Let me start by saying how much I love Berlin. I love Berlin so so so so so so so so much. So much. I have been here two and a half days and I feel certain that I am going to live here sometime in the near future. Being here feels like a movie montage where the young ingenue is finding herself for the first time and the birds are singing and they’re playing “Here Comes the Sun” and all of that.
But let me talk about labyrinths and then I can gush more about Berlin. On this trip I am reading “The Name of the Rose” by Umberto Eco for the first time and I love it. And it keeps telling me exactly what I need to hear exactly when I need to hear it. Here is a quote that struck me and stuck with me, so much so that I decided to illustrate it in my journal.

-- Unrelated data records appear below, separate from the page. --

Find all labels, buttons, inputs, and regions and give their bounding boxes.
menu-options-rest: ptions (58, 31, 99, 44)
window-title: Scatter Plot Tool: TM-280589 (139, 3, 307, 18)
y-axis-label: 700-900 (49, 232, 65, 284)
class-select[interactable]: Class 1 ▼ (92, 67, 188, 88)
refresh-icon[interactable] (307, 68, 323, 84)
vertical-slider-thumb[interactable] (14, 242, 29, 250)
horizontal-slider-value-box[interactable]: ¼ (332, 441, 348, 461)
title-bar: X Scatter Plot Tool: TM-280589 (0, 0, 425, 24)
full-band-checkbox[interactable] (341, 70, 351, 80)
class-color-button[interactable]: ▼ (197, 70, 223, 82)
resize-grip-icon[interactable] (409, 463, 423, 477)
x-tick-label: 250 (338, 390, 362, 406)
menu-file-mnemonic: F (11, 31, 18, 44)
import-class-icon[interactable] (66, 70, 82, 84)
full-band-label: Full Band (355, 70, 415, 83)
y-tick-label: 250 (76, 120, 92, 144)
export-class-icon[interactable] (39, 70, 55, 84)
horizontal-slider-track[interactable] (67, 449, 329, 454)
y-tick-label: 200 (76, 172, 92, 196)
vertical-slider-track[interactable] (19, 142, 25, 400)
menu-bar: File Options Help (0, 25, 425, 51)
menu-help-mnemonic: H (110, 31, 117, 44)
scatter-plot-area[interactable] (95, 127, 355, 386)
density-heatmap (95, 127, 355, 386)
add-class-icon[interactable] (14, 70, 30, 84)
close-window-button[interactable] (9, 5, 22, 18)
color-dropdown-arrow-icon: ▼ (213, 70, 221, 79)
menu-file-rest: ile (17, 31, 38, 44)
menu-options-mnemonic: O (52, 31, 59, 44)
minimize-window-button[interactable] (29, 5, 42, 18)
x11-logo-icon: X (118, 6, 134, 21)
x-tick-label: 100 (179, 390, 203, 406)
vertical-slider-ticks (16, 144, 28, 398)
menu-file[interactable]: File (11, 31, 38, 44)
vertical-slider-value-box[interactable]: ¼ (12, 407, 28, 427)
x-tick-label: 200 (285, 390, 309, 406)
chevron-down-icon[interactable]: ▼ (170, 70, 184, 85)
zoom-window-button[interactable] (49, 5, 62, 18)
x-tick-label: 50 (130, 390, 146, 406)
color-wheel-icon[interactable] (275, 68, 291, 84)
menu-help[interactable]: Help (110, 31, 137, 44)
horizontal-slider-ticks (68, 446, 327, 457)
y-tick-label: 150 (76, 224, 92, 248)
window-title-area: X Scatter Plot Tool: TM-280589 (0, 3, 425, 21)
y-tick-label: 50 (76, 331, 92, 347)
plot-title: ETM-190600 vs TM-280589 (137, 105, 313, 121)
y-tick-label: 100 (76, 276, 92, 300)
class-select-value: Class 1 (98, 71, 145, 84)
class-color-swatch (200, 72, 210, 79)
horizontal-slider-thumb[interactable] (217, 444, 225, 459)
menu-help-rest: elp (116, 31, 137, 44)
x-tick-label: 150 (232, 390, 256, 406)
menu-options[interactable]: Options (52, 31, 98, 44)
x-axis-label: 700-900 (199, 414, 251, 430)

‘”How beautiful the world is, how ugly labyrinths are,” I said.
“How beautiful the world would be if there were a procedure for moving through labyrinths,” my master replied.’
I arrived in Berlin at the end of about two days’ travel. A ten hour flight to Stockholm, seven hours of layover, three more hours to Berlin, and then an hour to my AirBnB. I know that only adds up to 21 hours but it was spread over two days. Anyway, I arrived a bit exhausted and loopy with no ability to map my position and only the helpful instructions from my host that made absolute sense in daylight and were completely obscure to my sleep-deprived brain. I got on a train that I hoped was the right train with what I hoped was the right ticket. I disembarked at what I hoped was the right spot and then wandered in every direction for half an hour until finally asking a Donor vendor where on God’s green earth I was.
Turns out I was in Berlin.
Long story short (too late), I made it to the flat and fell into a much-needed sleep.
And the next day I struck out again, this time to find the East Side Gallery, the section of the Berlin Wall that was turned into a series of artworks in 2009. I left around 7:30 and didn’t find it until 2:00. It’s about a mile away…
But find it I did! And along the way saw the circus academy, old men playing table tennis in the park, couples sitting drinking beer by the canal, Katie’s Blue Cat Cafe (misnomer: did not have a blue cat), and the whole of Berlin in the grip of an absolutely gorgeous spring. And it was in this wandering that I happened upon the above mentioned quote.
I have walked reflective labyrinths before, and I have gotten lost in several places, so that now I feel I have some sort of idea about the procedure. Labyrinths, it seems, are places where you must get lost in order to find yourself.
This trip so far has been about letting go, letting go of all the anger and fear I’ve been carrying the past few years, letting go of my sense of who I’m supposed to be and when and why, and letting go of my need to control things, even things as simple as directions.
On my thirteen hour wander yesterday, I got turned around more times than I can count, but every misstep only revealed something new that I would have hated to miss. Which I suppose is my way of saying, let the labyrinth guide you. Let the path speak to you. Let go of your need to control it all, because it turns out you can’t.
The most hauntingly beautiful thing I saw yesterday was in the Jewish Museum of Berlin. It was the Holocaust Tower, an empty vertical space that reached up through the building. Gray cement walls, no controlled heating, no light except what came in from outside. I stepped through the door and felt myself moved by the ghosts around me. And where they pointed me in that great open space was again and again towards the light.